KOMİSYON KONUŞMASI

ORHAN SARIBAL (Bursa) - Teşekkür ederim.

Öncelikle gerçekten yapılan değişiklikler kıymetli ama neden ölümü gösterip sıtmaya razı ediyoruz modelini bırakmıyoruz, bundan gerçekten çok rahatsızlık... Gerçekten ciddi değişiklikler var, gelen tasarıyla yapılan değişiklikler arasında ciddi bir değişiklik var, çok ciddi. Bu anlamda elbette teşekkür etmeyeceğim, olması gereken bu zaten ama şöyle. Bu topraklarda 350 bin ton çok rahat tütün yetiştirilebiliyor ve dünyanın 45-46 çeşit tütününün tümü bu coğrafyada yetiştirilebiliyor, bunu bilin, hiçbir sıkıntı yok. Aynen değerli abimin dediği gibi bugün "300 bin ton." deyin, seneye bulursunuz. Sorun şu. 2002 yılında çıkan yasa Tekeli ortadan kaldırdı, Tekelin yerine TAPDK kuruldu yani TAPDK'den sonra artık çiftçinin elindeki tütünün alınıp çiftçinin sağlam bir gelire sahip olma olanağı bitti.
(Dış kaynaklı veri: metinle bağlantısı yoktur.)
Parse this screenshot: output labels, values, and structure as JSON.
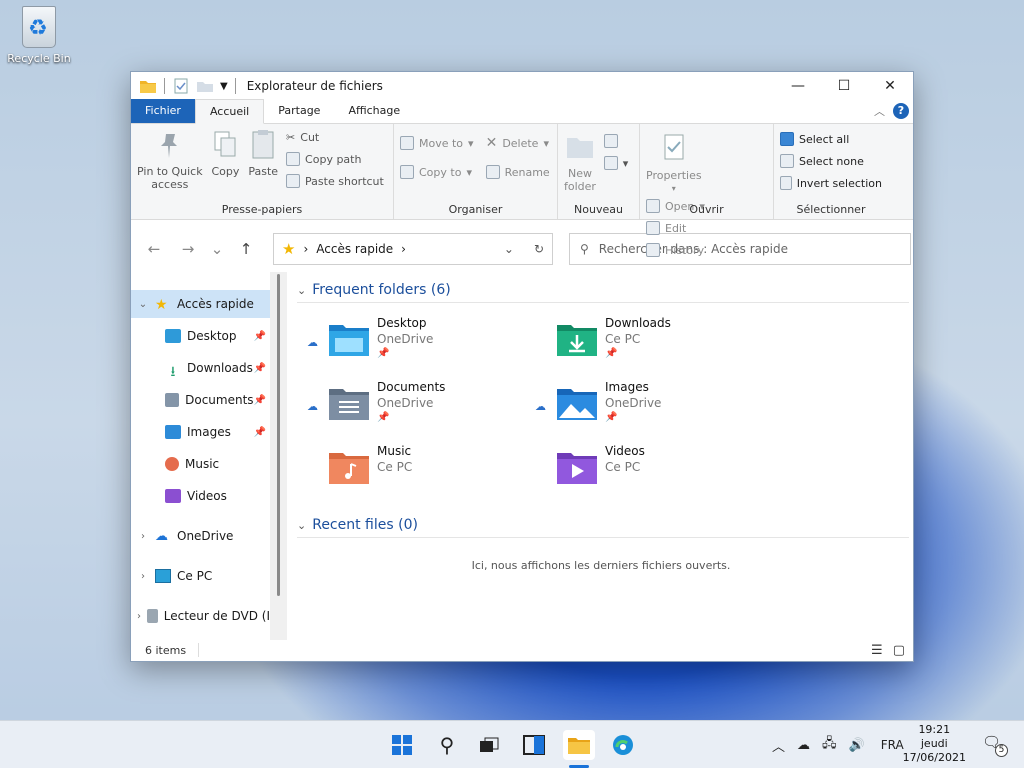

Daha sonra sözleşmeli tarıma geçildi, sözleşmeli tarıma geçmek demek tarımın, çiftçinin ve tütün üreticiliğinin serbest piyasaya bırakılması demekti, firmalarla, şirketlerle baş başa bırakılması demekti. Sadece bir örnek vereceğim anlaşılması açısından: Bugün sözleşmeli tütün üreten çiftçi 1 kilogram kuru tütünü 17-18 liraya veriyor, aynı firma o tütünü alıp sigaraya dönüştürdüğünde ortalama olarak 400 TL gelir elde ediyor. Yani 1 kilogram tütünden 40 paket sigara çıkar, bu 40-45 de olabiliyor. 40 paket, en alttan değerlendireyim, 40 paket sigara x 10=400 lira. Şöyle bir paradigma daha var...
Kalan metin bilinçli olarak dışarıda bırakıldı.